Urban Semantic Search: Difference between revisions

Revision as of 18:25, 11 December 2025

Introduction

This project is designed to address the dual challenges of dispersed data and semantic gaps in historical research.

Traditional urban history studies often struggle with "data silos": maps (visual) and archival records (text) are not only scattered across different systems and time periods, but also lack machine-readable connections. This project implements a multimodal, parallel processing architecture that integrates 17th–19th century Venetian historical maps and cadastral records into a unified vector index, enabling retrieval across visual (texture features), textual (cross-lingual semantics), and spatial (shared coordinate system) dimensions.

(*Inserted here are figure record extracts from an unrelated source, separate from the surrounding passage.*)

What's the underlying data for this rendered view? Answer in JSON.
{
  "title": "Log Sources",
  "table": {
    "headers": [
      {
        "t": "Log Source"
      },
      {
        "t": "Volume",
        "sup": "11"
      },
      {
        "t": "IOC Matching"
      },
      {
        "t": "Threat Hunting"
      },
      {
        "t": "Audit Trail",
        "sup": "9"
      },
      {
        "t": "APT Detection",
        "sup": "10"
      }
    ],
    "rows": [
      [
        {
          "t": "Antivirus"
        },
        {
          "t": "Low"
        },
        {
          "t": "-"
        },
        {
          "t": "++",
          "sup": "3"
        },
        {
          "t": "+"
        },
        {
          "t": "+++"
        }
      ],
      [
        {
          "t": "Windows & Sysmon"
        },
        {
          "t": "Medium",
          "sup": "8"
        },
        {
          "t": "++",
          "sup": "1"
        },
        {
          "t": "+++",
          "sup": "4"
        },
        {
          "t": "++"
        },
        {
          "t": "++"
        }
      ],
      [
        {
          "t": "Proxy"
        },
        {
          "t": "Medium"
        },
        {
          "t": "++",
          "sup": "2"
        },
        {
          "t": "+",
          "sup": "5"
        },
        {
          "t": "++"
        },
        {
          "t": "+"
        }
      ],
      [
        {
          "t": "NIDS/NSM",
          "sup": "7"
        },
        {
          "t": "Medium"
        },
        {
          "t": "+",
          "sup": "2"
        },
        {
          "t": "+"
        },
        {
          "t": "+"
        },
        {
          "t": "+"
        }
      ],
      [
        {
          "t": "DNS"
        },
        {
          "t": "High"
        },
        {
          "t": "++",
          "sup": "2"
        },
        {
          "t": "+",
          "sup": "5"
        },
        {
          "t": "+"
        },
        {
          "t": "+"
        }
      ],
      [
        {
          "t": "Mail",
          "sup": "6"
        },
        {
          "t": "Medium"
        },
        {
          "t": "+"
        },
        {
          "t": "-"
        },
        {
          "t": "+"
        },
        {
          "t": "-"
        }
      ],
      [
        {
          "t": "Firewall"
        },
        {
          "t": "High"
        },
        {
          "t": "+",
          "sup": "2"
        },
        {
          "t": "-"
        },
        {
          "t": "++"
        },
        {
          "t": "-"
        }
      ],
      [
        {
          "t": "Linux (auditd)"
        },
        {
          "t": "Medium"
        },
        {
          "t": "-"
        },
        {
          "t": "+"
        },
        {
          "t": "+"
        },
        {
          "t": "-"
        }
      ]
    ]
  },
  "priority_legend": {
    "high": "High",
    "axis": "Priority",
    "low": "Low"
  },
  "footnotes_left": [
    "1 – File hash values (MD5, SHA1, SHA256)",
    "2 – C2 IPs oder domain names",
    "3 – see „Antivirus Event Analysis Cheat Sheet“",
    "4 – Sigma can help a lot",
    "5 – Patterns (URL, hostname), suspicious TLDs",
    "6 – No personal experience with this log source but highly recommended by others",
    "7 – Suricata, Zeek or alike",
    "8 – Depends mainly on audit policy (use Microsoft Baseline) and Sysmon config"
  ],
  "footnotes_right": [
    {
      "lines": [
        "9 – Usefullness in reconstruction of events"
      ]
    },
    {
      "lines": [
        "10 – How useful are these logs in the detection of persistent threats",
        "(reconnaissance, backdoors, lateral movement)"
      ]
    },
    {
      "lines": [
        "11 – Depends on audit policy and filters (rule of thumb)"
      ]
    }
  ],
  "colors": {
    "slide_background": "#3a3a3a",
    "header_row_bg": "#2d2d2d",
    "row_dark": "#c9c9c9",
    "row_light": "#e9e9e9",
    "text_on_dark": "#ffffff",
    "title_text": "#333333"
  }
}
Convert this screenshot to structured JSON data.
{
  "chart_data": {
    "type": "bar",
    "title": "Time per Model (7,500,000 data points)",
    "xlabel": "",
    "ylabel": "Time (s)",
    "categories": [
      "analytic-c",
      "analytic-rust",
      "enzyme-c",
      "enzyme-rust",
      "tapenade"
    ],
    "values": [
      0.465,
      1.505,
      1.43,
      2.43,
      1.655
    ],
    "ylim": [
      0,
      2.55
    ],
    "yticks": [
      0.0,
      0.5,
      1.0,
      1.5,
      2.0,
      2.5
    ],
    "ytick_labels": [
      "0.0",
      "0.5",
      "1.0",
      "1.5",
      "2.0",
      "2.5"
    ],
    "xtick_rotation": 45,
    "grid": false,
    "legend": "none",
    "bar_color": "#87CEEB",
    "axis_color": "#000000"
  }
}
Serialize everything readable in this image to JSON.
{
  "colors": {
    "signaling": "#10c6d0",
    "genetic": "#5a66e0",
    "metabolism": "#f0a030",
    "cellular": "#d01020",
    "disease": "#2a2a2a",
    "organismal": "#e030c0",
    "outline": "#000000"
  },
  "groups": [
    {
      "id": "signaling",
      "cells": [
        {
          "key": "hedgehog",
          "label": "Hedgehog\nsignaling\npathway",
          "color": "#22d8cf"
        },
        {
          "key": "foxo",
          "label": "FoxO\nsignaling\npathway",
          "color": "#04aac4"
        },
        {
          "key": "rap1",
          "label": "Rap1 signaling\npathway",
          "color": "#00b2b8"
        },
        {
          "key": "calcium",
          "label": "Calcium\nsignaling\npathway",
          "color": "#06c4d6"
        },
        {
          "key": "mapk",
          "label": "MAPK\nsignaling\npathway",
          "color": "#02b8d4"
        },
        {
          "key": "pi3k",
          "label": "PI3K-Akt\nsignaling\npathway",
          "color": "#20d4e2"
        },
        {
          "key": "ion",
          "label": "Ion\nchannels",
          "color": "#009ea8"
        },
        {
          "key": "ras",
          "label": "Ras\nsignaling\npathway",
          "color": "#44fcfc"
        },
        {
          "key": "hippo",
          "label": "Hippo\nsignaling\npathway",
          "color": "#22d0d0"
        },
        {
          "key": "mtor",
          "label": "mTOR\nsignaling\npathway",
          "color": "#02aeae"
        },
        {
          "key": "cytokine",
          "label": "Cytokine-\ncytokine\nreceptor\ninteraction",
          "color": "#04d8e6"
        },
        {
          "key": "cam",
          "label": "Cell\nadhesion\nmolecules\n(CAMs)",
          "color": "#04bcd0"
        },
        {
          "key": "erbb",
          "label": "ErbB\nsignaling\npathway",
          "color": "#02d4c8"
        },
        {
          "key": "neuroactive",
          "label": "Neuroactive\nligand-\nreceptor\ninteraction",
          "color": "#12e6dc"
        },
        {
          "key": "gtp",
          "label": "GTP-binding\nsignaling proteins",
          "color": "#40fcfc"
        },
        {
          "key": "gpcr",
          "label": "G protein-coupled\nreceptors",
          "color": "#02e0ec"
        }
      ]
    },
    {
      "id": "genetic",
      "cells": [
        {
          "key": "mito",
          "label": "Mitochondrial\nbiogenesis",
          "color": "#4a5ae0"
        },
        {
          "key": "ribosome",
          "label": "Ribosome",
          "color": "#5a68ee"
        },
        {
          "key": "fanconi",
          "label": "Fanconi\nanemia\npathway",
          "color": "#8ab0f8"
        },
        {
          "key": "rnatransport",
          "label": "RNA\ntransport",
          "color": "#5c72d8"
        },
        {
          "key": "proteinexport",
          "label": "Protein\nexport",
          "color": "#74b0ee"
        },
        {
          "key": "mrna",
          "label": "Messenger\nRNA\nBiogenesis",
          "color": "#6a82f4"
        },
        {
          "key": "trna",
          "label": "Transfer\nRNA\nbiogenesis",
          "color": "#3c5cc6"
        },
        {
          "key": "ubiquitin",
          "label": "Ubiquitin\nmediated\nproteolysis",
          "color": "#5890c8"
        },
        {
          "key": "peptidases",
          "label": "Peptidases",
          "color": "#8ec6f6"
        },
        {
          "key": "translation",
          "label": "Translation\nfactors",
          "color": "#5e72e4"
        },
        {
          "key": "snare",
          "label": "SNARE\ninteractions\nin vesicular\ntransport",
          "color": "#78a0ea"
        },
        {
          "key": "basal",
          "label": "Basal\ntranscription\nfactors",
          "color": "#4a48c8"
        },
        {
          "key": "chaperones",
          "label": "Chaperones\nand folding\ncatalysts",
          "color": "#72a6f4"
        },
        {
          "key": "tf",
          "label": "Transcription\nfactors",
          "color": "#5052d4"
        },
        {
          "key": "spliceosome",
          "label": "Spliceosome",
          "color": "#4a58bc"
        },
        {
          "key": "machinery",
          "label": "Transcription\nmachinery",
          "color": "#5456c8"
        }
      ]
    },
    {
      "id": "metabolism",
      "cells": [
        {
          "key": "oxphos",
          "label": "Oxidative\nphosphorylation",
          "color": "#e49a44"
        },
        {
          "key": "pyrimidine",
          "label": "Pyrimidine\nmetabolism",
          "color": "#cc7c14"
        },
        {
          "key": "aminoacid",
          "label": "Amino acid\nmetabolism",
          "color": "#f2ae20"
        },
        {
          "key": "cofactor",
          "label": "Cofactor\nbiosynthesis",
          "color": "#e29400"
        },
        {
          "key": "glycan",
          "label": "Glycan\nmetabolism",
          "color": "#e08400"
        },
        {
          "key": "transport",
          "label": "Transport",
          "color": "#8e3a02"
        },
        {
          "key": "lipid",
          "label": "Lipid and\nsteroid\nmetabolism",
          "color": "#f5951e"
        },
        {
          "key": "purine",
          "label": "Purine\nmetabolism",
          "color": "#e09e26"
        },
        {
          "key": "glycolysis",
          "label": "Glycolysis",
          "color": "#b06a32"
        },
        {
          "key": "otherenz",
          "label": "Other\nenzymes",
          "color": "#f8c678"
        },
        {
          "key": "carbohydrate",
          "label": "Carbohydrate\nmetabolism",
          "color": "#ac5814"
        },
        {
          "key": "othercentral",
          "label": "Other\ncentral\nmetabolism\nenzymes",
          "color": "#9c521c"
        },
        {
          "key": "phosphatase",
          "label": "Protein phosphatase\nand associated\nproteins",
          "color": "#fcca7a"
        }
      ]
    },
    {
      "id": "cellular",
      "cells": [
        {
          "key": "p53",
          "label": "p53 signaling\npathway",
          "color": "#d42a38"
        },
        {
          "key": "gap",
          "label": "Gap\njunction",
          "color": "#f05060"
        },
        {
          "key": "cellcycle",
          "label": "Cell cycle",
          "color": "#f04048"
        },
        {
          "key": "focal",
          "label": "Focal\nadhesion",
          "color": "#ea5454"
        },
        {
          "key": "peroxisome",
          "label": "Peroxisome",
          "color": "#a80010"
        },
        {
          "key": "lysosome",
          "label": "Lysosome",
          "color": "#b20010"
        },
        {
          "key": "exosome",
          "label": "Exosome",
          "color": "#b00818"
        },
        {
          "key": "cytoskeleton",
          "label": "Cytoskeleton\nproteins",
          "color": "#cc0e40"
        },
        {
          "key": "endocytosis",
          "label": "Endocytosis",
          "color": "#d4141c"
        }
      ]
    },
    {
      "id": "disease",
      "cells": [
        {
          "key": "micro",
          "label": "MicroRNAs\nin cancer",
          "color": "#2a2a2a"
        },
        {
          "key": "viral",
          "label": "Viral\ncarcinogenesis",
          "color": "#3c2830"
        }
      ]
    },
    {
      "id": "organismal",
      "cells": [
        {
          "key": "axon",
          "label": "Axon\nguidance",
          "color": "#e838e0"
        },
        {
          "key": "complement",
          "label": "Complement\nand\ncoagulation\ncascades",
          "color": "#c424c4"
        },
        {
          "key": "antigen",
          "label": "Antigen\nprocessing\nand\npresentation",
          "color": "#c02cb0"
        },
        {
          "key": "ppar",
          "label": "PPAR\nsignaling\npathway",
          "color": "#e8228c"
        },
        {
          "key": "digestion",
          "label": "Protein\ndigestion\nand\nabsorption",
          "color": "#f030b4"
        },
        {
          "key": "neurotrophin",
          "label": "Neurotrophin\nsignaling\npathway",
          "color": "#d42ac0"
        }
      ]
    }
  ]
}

The project delivers more than just a search tool, it provides a sustainable and extensible data pipeline. Researchers can use standardized scripts to continuously incorporate newly discovered historical data into the system, progressively expanding the knowledge base.

Motivation

Project Plan and Milestones

Deliverables

This project delivers not only a website but also a reusable digital humanities research infrastructure, encompassing toolchains, platforms, and data assets.

A Data Pipeline

The pipeline is a fully automated, modular ETL workflow that processes raw scans (TIFF/CSV) into vector indices, covering slicing, feature extraction, spatial registration, and database ingestion. Its open design allows researchers to seamlessly integrate new maps or archival records into the system without modifying the core code.

A Search Platform

A user-facing, browser-based visualization platform built with Next.js (frontend) and FastAPI (backend). It supports 4 hybrid search modes—text-to-image, image-to-text, image-to-image, text-to-text search and provides 3D dynamic heatmaps with historical map overlays, enabling near real-time cross-modal exploration.

A Semantic Dataset

A fully processed collection of digital assets, cleaned, registered, and vectorized. It contains thousands of historical map patches and text entries represented as embedding vectors. By precomputing the most time-consuming feature engineering steps, the dataset allows researchers to immediately perform clustering analyses, study urban morphology evolution, or train downstream models.